A five-year-old special education student was enrolled in the Wyoming Valley West School District and attended the State Street Elementary School during the 2024-2025 school year. The student refused to clean up classroom toys at dismissal. When his teacher allegedly grabbed him by the wrist to walk him back to his seat, the student dropped to the floor and began crying. The teacher then allegedly grabbed the student by the ankle and dragged him across the floor. Following an investigation, criminal charges were not advanced by the county DA, and the school permitted the teacher to return to the classroom. The student’s parents sued, lodging thirteen legal counts under both state and federal law, which sought monetary damages from the teacher, the school district, the superintendent, the principal, and the director of special education. The plaintiff’s 42 USC 1983 claims were dismissed as to the school district for failure to allege a policy or custom violation, and the failure to alleged deliberate indifference in the failure-to-train context.
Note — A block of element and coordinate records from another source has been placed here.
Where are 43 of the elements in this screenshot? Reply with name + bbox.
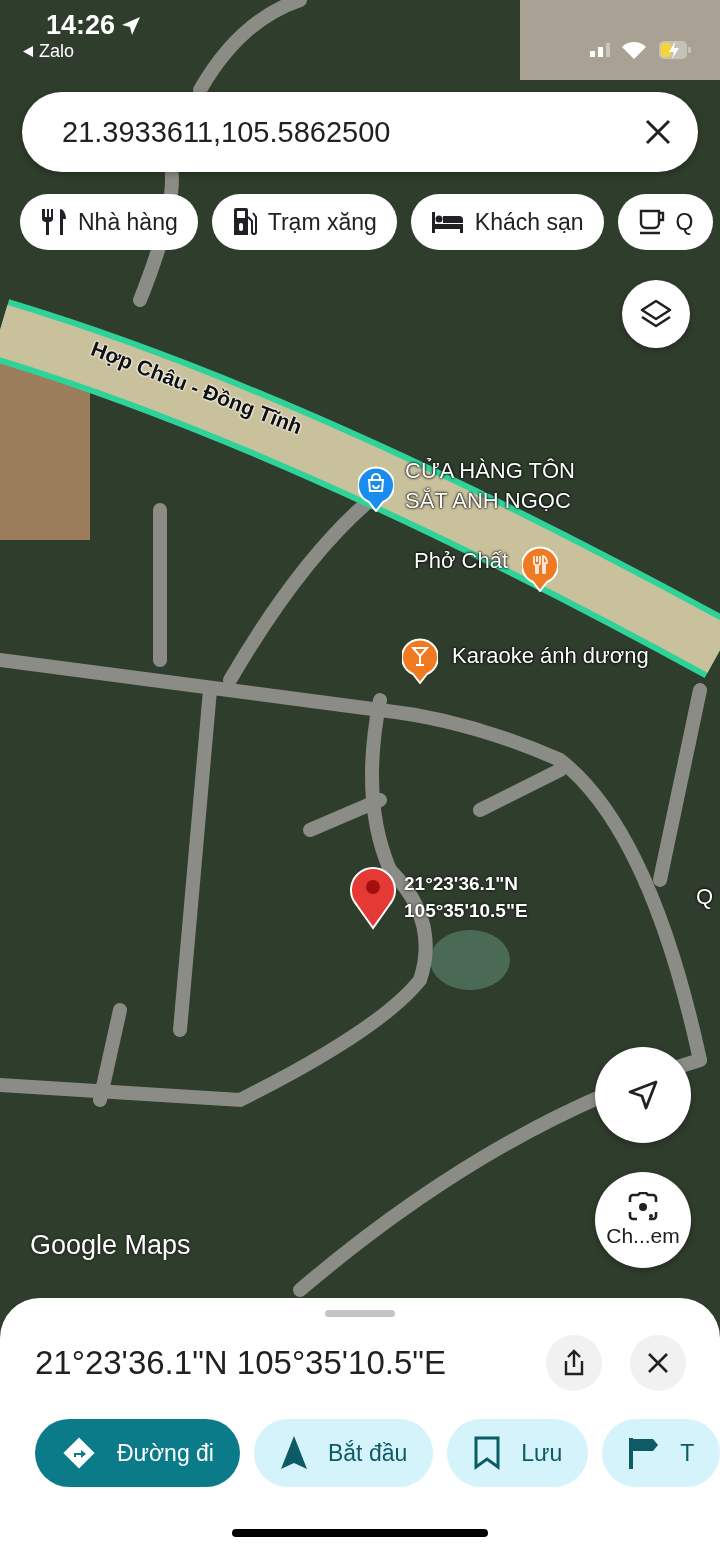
bookmark-icon <box>473 1436 502 1470</box>
fork-knife-icon <box>40 207 68 237</box>
back-to-app-link[interactable]: Zalo <box>39 41 74 62</box>
navigation-arrow-icon <box>627 1079 659 1111</box>
fuel-pump-icon <box>231 207 258 237</box>
dropped-pin-icon[interactable] <box>350 866 396 930</box>
place-label[interactable]: Phở Chất <box>414 548 508 574</box>
category-chip[interactable]: Nhà hàng <box>20 194 198 250</box>
flag-icon <box>628 1436 661 1470</box>
action-button[interactable]: Đường đi <box>35 1419 240 1487</box>
category-chip[interactable]: Trạm xăng <box>211 194 397 250</box>
place-pin-icon[interactable] <box>402 638 438 684</box>
status-time: 14:26 <box>46 10 116 41</box>
action-button[interactable]: Lưu <box>447 1419 589 1487</box>
location-arrow-icon <box>121 15 142 36</box>
action-button[interactable]: T <box>602 1419 720 1487</box>
drag-handle[interactable] <box>325 1310 395 1317</box>
camera-lens-icon <box>627 1192 659 1222</box>
category-chip[interactable]: Khách sạn <box>410 194 604 250</box>
close-button[interactable] <box>630 1335 686 1391</box>
road-label: Hợp Châu - Đồng Tĩnh <box>87 336 306 440</box>
navigation-arrow-icon <box>279 1435 308 1471</box>
pin-coordinate-label: 105°35'10.5"E <box>404 899 528 923</box>
place-label[interactable]: CỬA HÀNG TÔN SẮT ANH NGỌC <box>405 456 605 516</box>
place-pin-icon[interactable] <box>522 546 558 592</box>
close-icon <box>647 1352 669 1374</box>
place-label[interactable]: Q <box>696 884 714 910</box>
back-triangle-icon[interactable] <box>22 45 34 58</box>
action-button[interactable]: Bắt đầu <box>253 1419 434 1487</box>
battery-charging-icon <box>658 40 692 60</box>
sheet-title: 21°23'36.1"N 105°35'10.5"E <box>35 1344 448 1382</box>
share-button[interactable] <box>546 1335 602 1391</box>
clear-search-button[interactable] <box>644 118 672 146</box>
bed-icon <box>430 210 465 234</box>
cup-icon <box>637 208 666 236</box>
pin-coordinate-label: 21°23'36.1"N <box>404 872 520 896</box>
share-icon <box>562 1349 586 1377</box>
google-maps-logo: Google Maps <box>30 1230 191 1261</box>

As to the superintendent, building principal, and special education director, the Section 1983 claims were also dismissed for failure to allege personal involvement on the part of the individuals. Regarding an equal protection claim asserted against all defendants, the motion to dismiss was also granted for a failure to advance a plausible equal protection claim, holding that “plaintiffs' single-act allegations do not include a factual basis to even infer that the act was motivated by discriminatory animus rather than some other non-discriminatory impulse.” The court further dismissed the plaintiff’s negligence-based claims including negligence against the teacher and district administrators, NIED, and vicarious liability under the Political Subdivision Tort Claims Act (PSTCA). The federal claims under the IDEA, Section 504, and the ADA were also dismissed in various respects. The IDEA claim was dismissed against all defendants with prejudice for failure to exhaust administrative remedies. The Section 504 claims against the individual defendants were also dismissed with prejudice, as districts, not individuals, are the recipients of federal funds under Section 504. However, the Section 504 and ADA claims were dismissed without prejudice as to defendant Wyoming Valley West, and the plaintiff was permitted leave to amend.